By default, the cache.sh script is configured to use ccontrol force whenever the script is called with the stop parameter; this results in a very fast stop and no hangs, or waits for processes to quit. Caché rolls back transactions during the next Caché start. This is equivalent to a hard crash and recovery on a single node. If the application running in Caché is prone to long transactions, the default behavior can be changed.
To configure cache.sh to try and wait for a ccontrol stop before a force, edit cache.sh and set cleanstop=1.

Note:

cleanstop=1 can result in a longer time to recover after unplanned failovers.

In any case, administrators performing planned service relocations should begin with a controlled halt of Caché using ccontrol stop. Then, after a clean and successful stop, they can continue with the service relocation.

Test and Maintenance

Upon first setting up the cluster, be sure to test that failover works as planned. Any time changes are made to the operating system, its installed packages, the disk, the network, Caché, or your application, be sure to test that failover continues to work as expected.

In addition to the topics described in this section, you should contact the InterSystems Worldwide Response Center (WRC)Opens in a new tab for assistance when planning and configuring your HP Serviceguard service to control Caché. The WRC can check for any updates to the cache.sh script, as well as discuss failover and HA strategies.

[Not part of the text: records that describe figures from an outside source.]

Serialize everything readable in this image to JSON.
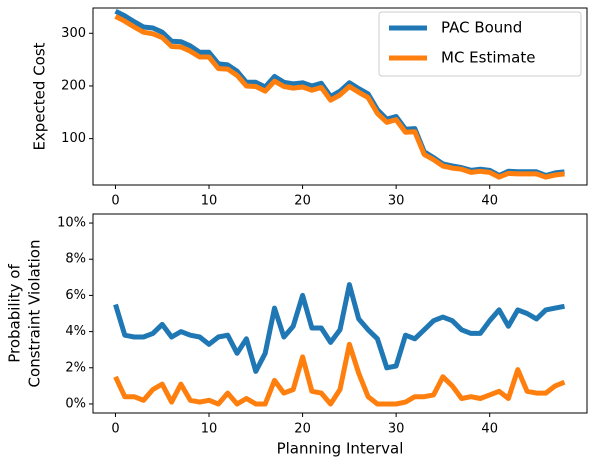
{
  "chart_data": [
    {
      "type": "line",
      "ylabel": "Expected Cost",
      "x": [
        0,
        1,
        2,
        3,
        4,
        5,
        6,
        7,
        8,
        9,
        10,
        11,
        12,
        13,
        14,
        15,
        16,
        17,
        18,
        19,
        20,
        21,
        22,
        23,
        24,
        25,
        26,
        27,
        28,
        29,
        30,
        31,
        32,
        33,
        34,
        35,
        36,
        37,
        38,
        39,
        40,
        41,
        42,
        43,
        44,
        45,
        46,
        47,
        48
      ],
      "series": [
        {
          "name": "PAC Bound",
          "color": "#1f77b4",
          "values": [
            342,
            333,
            322,
            312,
            310,
            302,
            285,
            284,
            276,
            264,
            264,
            242,
            240,
            228,
            207,
            207,
            198,
            218,
            207,
            204,
            206,
            200,
            205,
            180,
            190,
            206,
            195,
            185,
            155,
            137,
            142,
            118,
            119,
            75,
            64,
            52,
            48,
            45,
            40,
            42,
            40,
            30,
            38,
            37,
            37,
            37,
            30,
            35,
            37
          ]
        },
        {
          "name": "MC Estimate",
          "color": "#ff7f0e",
          "values": [
            332,
            323,
            312,
            302,
            299,
            292,
            275,
            274,
            266,
            255,
            255,
            233,
            232,
            220,
            200,
            199,
            190,
            209,
            199,
            196,
            198,
            192,
            197,
            173,
            183,
            199,
            188,
            178,
            148,
            131,
            136,
            112,
            113,
            70,
            60,
            48,
            44,
            42,
            36,
            38,
            36,
            27,
            34,
            33,
            33,
            33,
            27,
            31,
            33
          ]
        }
      ],
      "xlim": [
        -2.4,
        50.4
      ],
      "xticks": [
        0,
        10,
        20,
        30,
        40
      ],
      "ylim": [
        12,
        348
      ],
      "yticks": [
        100,
        200,
        300
      ],
      "legend": "upper right"
    },
    {
      "type": "line",
      "xlabel": "Planning Interval",
      "ylabel": [
        "Probability of",
        "Constraint Violation"
      ],
      "x": [
        0,
        1,
        2,
        3,
        4,
        5,
        6,
        7,
        8,
        9,
        10,
        11,
        12,
        13,
        14,
        15,
        16,
        17,
        18,
        19,
        20,
        21,
        22,
        23,
        24,
        25,
        26,
        27,
        28,
        29,
        30,
        31,
        32,
        33,
        34,
        35,
        36,
        37,
        38,
        39,
        40,
        41,
        42,
        43,
        44,
        45,
        46,
        47,
        48
      ],
      "series": [
        {
          "color": "#1f77b4",
          "values": [
            5.5,
            3.8,
            3.7,
            3.7,
            3.9,
            4.4,
            3.7,
            4.0,
            3.8,
            3.7,
            3.3,
            3.7,
            3.8,
            2.8,
            3.6,
            1.8,
            2.8,
            5.3,
            3.7,
            4.3,
            6.0,
            4.2,
            4.2,
            3.4,
            4.1,
            6.6,
            4.7,
            4.1,
            3.6,
            2.0,
            2.1,
            3.8,
            3.6,
            4.1,
            4.6,
            4.8,
            4.6,
            4.1,
            3.9,
            3.9,
            4.6,
            5.2,
            4.3,
            5.2,
            5.0,
            4.7,
            5.2,
            5.3,
            5.4
          ]
        },
        {
          "color": "#ff7f0e",
          "values": [
            1.5,
            0.4,
            0.4,
            0.2,
            0.8,
            1.1,
            0.1,
            1.1,
            0.2,
            0.1,
            0.2,
            0,
            0.6,
            0,
            0.3,
            0,
            0,
            1.3,
            0.6,
            0.8,
            2.6,
            0.7,
            0.6,
            0,
            0.8,
            3.3,
            1.7,
            0.4,
            0,
            0,
            0,
            0.1,
            0.4,
            0.4,
            0.5,
            1.5,
            1.0,
            0.3,
            0.4,
            0.3,
            0.5,
            0.7,
            0.3,
            1.9,
            0.7,
            0.6,
            0.6,
            1.0,
            1.2
          ]
        }
      ],
      "xlim": [
        -2.4,
        50.4
      ],
      "xticks": [
        0,
        10,
        20,
        30,
        40
      ],
      "ylim": [
        -0.5,
        10.5
      ],
      "yticks": [
        {
          "value": 0,
          "label": "0%"
        },
        {
          "value": 2,
          "label": "2%"
        },
        {
          "value": 4,
          "label": "4%"
        },
        {
          "value": 6,
          "label": "6%"
        },
        {
          "value": 8,
          "label": "8%"
        },
        {
          "value": 10,
          "label": "10%"
        }
      ]
    }
  ]
}
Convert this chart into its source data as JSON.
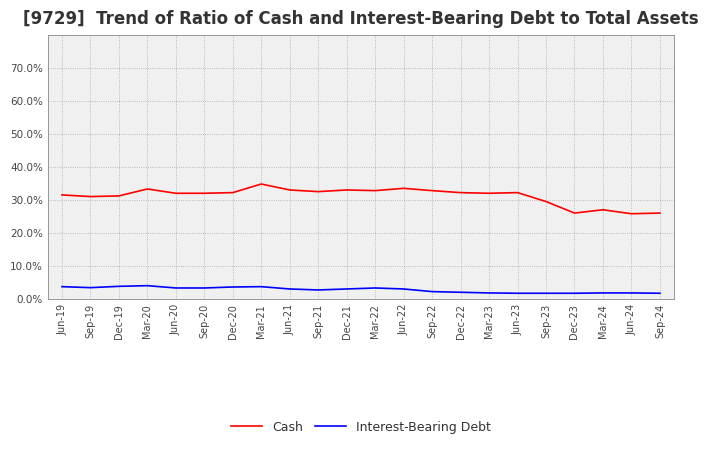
{
  "title": "[9729]  Trend of Ratio of Cash and Interest-Bearing Debt to Total Assets",
  "x_labels": [
    "Jun-19",
    "Sep-19",
    "Dec-19",
    "Mar-20",
    "Jun-20",
    "Sep-20",
    "Dec-20",
    "Mar-21",
    "Jun-21",
    "Sep-21",
    "Dec-21",
    "Mar-22",
    "Jun-22",
    "Sep-22",
    "Dec-22",
    "Mar-23",
    "Jun-23",
    "Sep-23",
    "Dec-23",
    "Mar-24",
    "Jun-24",
    "Sep-24"
  ],
  "cash": [
    0.315,
    0.31,
    0.312,
    0.333,
    0.32,
    0.32,
    0.322,
    0.348,
    0.33,
    0.325,
    0.33,
    0.328,
    0.335,
    0.328,
    0.322,
    0.32,
    0.322,
    0.295,
    0.26,
    0.27,
    0.258,
    0.26
  ],
  "interest_bearing_debt": [
    0.037,
    0.034,
    0.038,
    0.04,
    0.033,
    0.033,
    0.036,
    0.037,
    0.03,
    0.027,
    0.03,
    0.033,
    0.03,
    0.022,
    0.02,
    0.018,
    0.017,
    0.017,
    0.017,
    0.018,
    0.018,
    0.017
  ],
  "cash_color": "#ff0000",
  "debt_color": "#0000ff",
  "ylim": [
    0.0,
    0.8
  ],
  "yticks": [
    0.0,
    0.1,
    0.2,
    0.3,
    0.4,
    0.5,
    0.6,
    0.7
  ],
  "plot_bg_color": "#f0f0f0",
  "fig_bg_color": "#ffffff",
  "grid_color": "#999999",
  "title_fontsize": 12,
  "legend_cash": "Cash",
  "legend_debt": "Interest-Bearing Debt"
}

Typical Full Scale Testing Must Go Beyond a Controlled Service Relocation

While service relocation testing is necessary to validate that the package configuration and service scripts are all functioning properly, be sure to also test response to simulated failures.

Be sure to test failures such as:

Loss of public and private network connectivity from the active node.
Loss of disk connectivity.
Hard crash of active node.

Testing should include a simulated or real application load, as follows:

Testing with a load builds confidence that the application will recover.
Try to test with a heavy disk write load. During heavy disk writes the database is at its most vulnerable. Caché handles all recovery automatically using its CACHE.WIJ and journal files, but testing a crash during an active disk write ensures that all file system and disk devices are properly failing over.

Keep Patches and Firmware Up to Date

Avoid known problems by adhering to a patch and update schedule.

Use Caché Monitoring Tools

Use the Caché console log, the Caché Monitor and the Caché System Monitor to be alerted to problems with the database that may not be caught by the cluster software. (See the chapters “Monitoring Caché Using the Management Portal”, “Using the Caché Monitor” and “Using the Caché System Monitor” in the Caché Monitoring Guide for information about these tools.)